Attivio Springs to the Defense of MarkLogic
December 16, 2013
Through their blog, Attivio weighs in on the HealthCare.gov service: “Could IBM or Oracle Have Been the Miracle Cure for Healthcare.gov?” The telling subtitle is reads, “if you believe that, then I have a bridge to sell you.” Yes, Attivio comes out against pinning all the blame on a refusal to go with the tried and true (or outdated and limited, depending on one’s perspective.)
Senior Attivio marketing VP (and blogger) MaryAnne Sinville observes that the latest trend in the finger-pointing crusade is to assert that the site’s database component should have gone to an old stalwart like IBM, Oracle, or Microsoft instead of to the NoSQL firm MarkLogic. Not because those databases are better suited to the project, necessarily, but because it is easier to find technicians familiar with those systems.
Sinville writes:
“Does anyone really believe a better solution to a project involving many disparate sources of information, complex logic, and a dynamic interface, which must be built in a very short timeframe would have been to select IBM, Microsoft or Oracle? The idea that legacy mega-vendors have the agility required for a project of this scope is absurd, as the states of Oregon, Pennsylvania and the US Air Force have all recently learned the hard way.

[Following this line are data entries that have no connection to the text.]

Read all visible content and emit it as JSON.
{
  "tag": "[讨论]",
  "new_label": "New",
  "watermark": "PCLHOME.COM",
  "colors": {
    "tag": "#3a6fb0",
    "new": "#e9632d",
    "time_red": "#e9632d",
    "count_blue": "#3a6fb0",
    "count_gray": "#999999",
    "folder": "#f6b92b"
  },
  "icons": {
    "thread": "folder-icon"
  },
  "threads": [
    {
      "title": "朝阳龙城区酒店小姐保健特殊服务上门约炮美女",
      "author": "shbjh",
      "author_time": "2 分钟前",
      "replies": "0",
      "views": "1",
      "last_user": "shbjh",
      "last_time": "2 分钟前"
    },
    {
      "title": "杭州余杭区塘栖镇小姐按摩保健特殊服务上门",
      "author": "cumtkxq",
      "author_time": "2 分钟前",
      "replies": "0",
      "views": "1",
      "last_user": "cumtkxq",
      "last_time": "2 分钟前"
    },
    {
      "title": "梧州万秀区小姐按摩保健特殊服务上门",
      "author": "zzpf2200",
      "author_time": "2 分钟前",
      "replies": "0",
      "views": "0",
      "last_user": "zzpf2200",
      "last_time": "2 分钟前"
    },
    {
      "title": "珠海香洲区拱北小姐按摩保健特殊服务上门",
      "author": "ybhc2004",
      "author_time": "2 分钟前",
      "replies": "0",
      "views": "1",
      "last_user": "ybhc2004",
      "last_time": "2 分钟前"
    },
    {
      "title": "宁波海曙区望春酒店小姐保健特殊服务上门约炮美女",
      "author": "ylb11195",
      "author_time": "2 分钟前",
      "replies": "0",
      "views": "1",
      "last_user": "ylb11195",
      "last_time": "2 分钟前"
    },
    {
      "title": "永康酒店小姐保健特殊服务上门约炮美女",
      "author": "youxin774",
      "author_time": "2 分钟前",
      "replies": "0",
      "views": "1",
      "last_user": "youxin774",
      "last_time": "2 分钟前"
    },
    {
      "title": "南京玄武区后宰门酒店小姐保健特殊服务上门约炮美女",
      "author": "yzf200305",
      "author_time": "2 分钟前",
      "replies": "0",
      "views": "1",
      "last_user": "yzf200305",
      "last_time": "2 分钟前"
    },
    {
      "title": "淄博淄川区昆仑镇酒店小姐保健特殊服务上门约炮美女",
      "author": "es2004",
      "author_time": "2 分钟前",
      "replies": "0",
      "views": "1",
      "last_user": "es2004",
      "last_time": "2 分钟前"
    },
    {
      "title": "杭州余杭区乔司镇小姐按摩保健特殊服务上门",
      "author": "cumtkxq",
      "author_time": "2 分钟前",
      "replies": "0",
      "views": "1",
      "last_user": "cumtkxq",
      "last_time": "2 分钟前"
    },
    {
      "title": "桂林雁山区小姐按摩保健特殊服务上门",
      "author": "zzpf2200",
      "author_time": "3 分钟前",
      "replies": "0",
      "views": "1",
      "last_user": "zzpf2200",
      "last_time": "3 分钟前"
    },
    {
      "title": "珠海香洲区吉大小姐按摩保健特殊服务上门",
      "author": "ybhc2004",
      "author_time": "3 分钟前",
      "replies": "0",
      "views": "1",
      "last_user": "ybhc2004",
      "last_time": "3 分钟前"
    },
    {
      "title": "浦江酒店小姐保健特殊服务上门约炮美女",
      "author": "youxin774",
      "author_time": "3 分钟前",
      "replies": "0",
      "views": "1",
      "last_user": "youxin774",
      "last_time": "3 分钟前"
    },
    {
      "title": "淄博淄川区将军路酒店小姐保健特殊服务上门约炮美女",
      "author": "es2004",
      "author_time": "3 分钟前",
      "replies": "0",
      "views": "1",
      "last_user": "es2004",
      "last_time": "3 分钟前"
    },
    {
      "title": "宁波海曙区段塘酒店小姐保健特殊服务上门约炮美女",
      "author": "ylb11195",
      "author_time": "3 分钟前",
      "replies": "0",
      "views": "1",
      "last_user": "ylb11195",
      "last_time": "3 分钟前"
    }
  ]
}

Let’s take a look at the real issues at play here. Selecting a NoSQL database like MarkLogic, or more precisely in this case, an XML database, means that all of the Healthcare.gov data sources would have to be converted to XML. Of course that’s a monumental task, but it’s no more difficult and time consuming than the arduous extract, transform and load (ETL) processes required by traditional relational databases because of their fixed schema. The enormous time and cost associated with ETL is precisely why new technologies are emerging.”
For a nation that prides itself on innovation, we seem to have a lot of folks afraid of progress. Granted, Attivio has a stake in encouraging organizations to break away from traditional database providers. Still, I agree that a project this size called for the most up-to-date approach available. Let us turn our accusatory gaze from MarkLogic, which after all represents a small fraction of the vendors involved with this website, to where it belongs: on our government’s unwieldy and outdated procurement process. Granted, addressing that will be much tougher than assigning a scapegoat, but the approach has a singular advantage—it might actually fix a problem currently poised to cause us trouble for years to come.